Qualquer que seja a razão, no entanto, a introdução de Mística na nova continuidade enquanto irmã de criação de Xavier não apenas faz direta alusão ao Fanático, meio-irmão do Professor e um dos maiores inimigos dos X-Men (fatos totalmente ignorados em “X-Men: The Last Stand”), como também serve de perfeito termômetro na relação entre Xavier e Magneto, com Mística hora pendendo mais para um, hora pendendo mais para outro, criando assim uma dinâmica toda especial e inesperada.
E, no fim, graças a uma atuação perfeita por parte da belíssima Jennifer Lawrence, a qual me compeliu a adorar e ao mesmo tempo sentir pena de uma das maiores e mais sangue-frio vilãs dos X-Men, Mística rouba a cena servindo ainda de elo entre os telespectadores e o dilema entre Xavier e Magneto enquanto é levada do Sonho do primeiro ao Pesadelo do último, fazendo com que inconscientemente você se pergunte como encararia o medo e o preconceito irracionais contra os mutantes. Seguindo Xavier ou Magneto?
A idiossincrasia aqui, conforme há muito exposto por Stan Lee é que Magneto nunca foi concebido como um vilão.

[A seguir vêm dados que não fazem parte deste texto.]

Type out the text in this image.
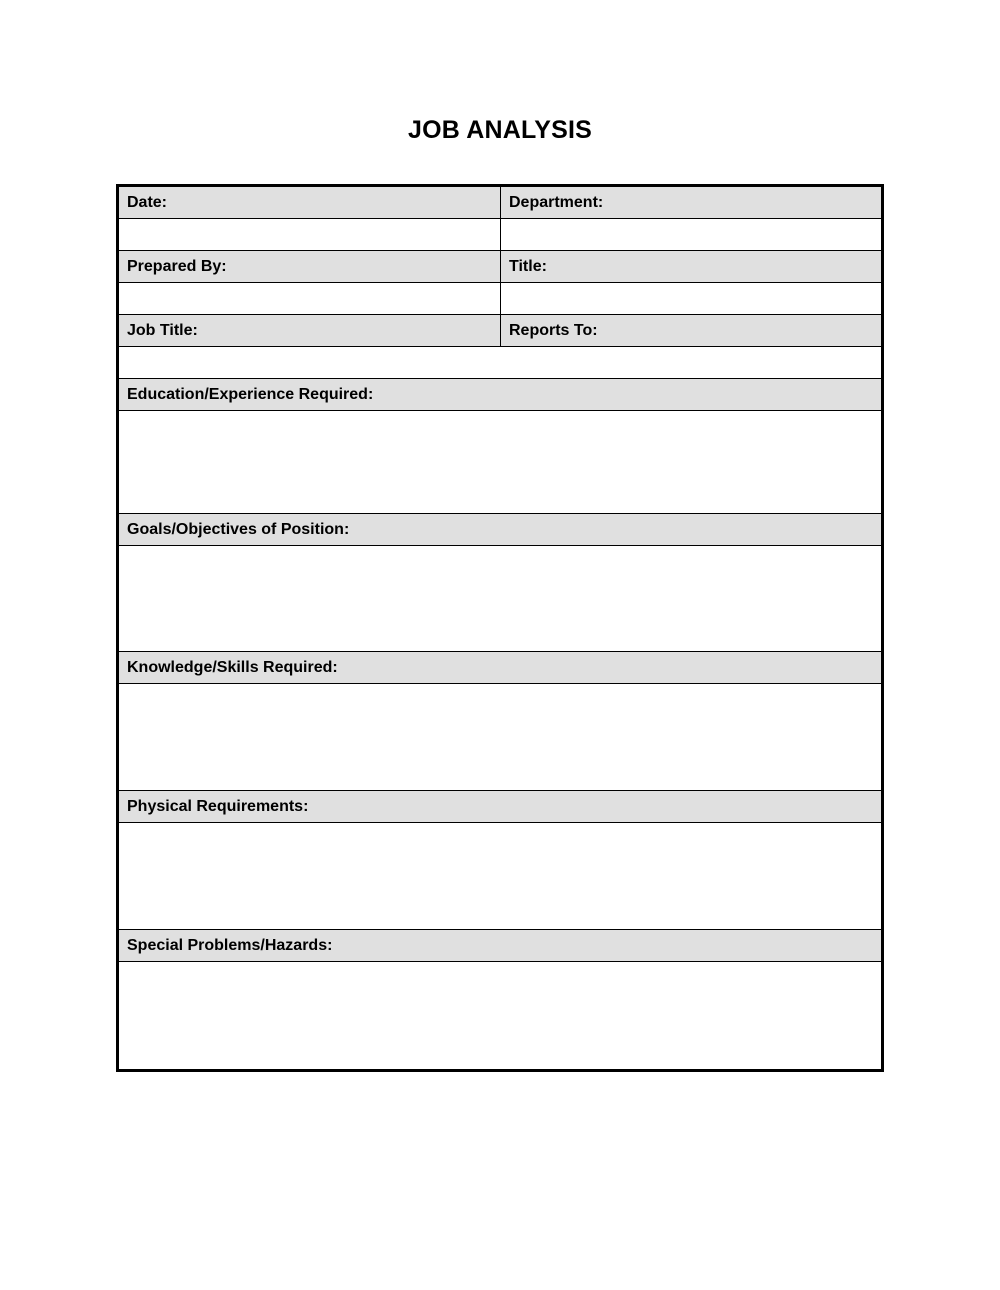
JOB ANALYSIS
Date:	Department:
Prepared By:	Title:
Job Title:	Reports To:
Education/Experience Required:
Goals/Objectives of Position:
Knowledge/Skills Required:
Physical Requirements:
Special Problems/Hazards:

Para o criador dos X-Men e de praticamente todo o universo Marvel (juntamente com Jack Kirby), o Mestre do Magnetismo sempre fora um dos maiores vilões de todos os tempos porque se a situação fosse inversa ele seria justamente um de seus maiores heróis. E a beleza desta situação é trazida à tona magistralmente no clímax do filme quando Magneto, crescido no pior dos campos de concentração nazista da II Guerra Mundial, reage da única forma que lhe ensinaram, criando para sempre um abismo entre ele e Xavier, embora a amizade de um pelo outro sempre os tenha feito se sentirem como irmãos, o que nos propiciou tantos momentos marcantes, seja no cinema ou nas HQs. Momentos estes que espero, e pelo visto, continuarão a ocorrer.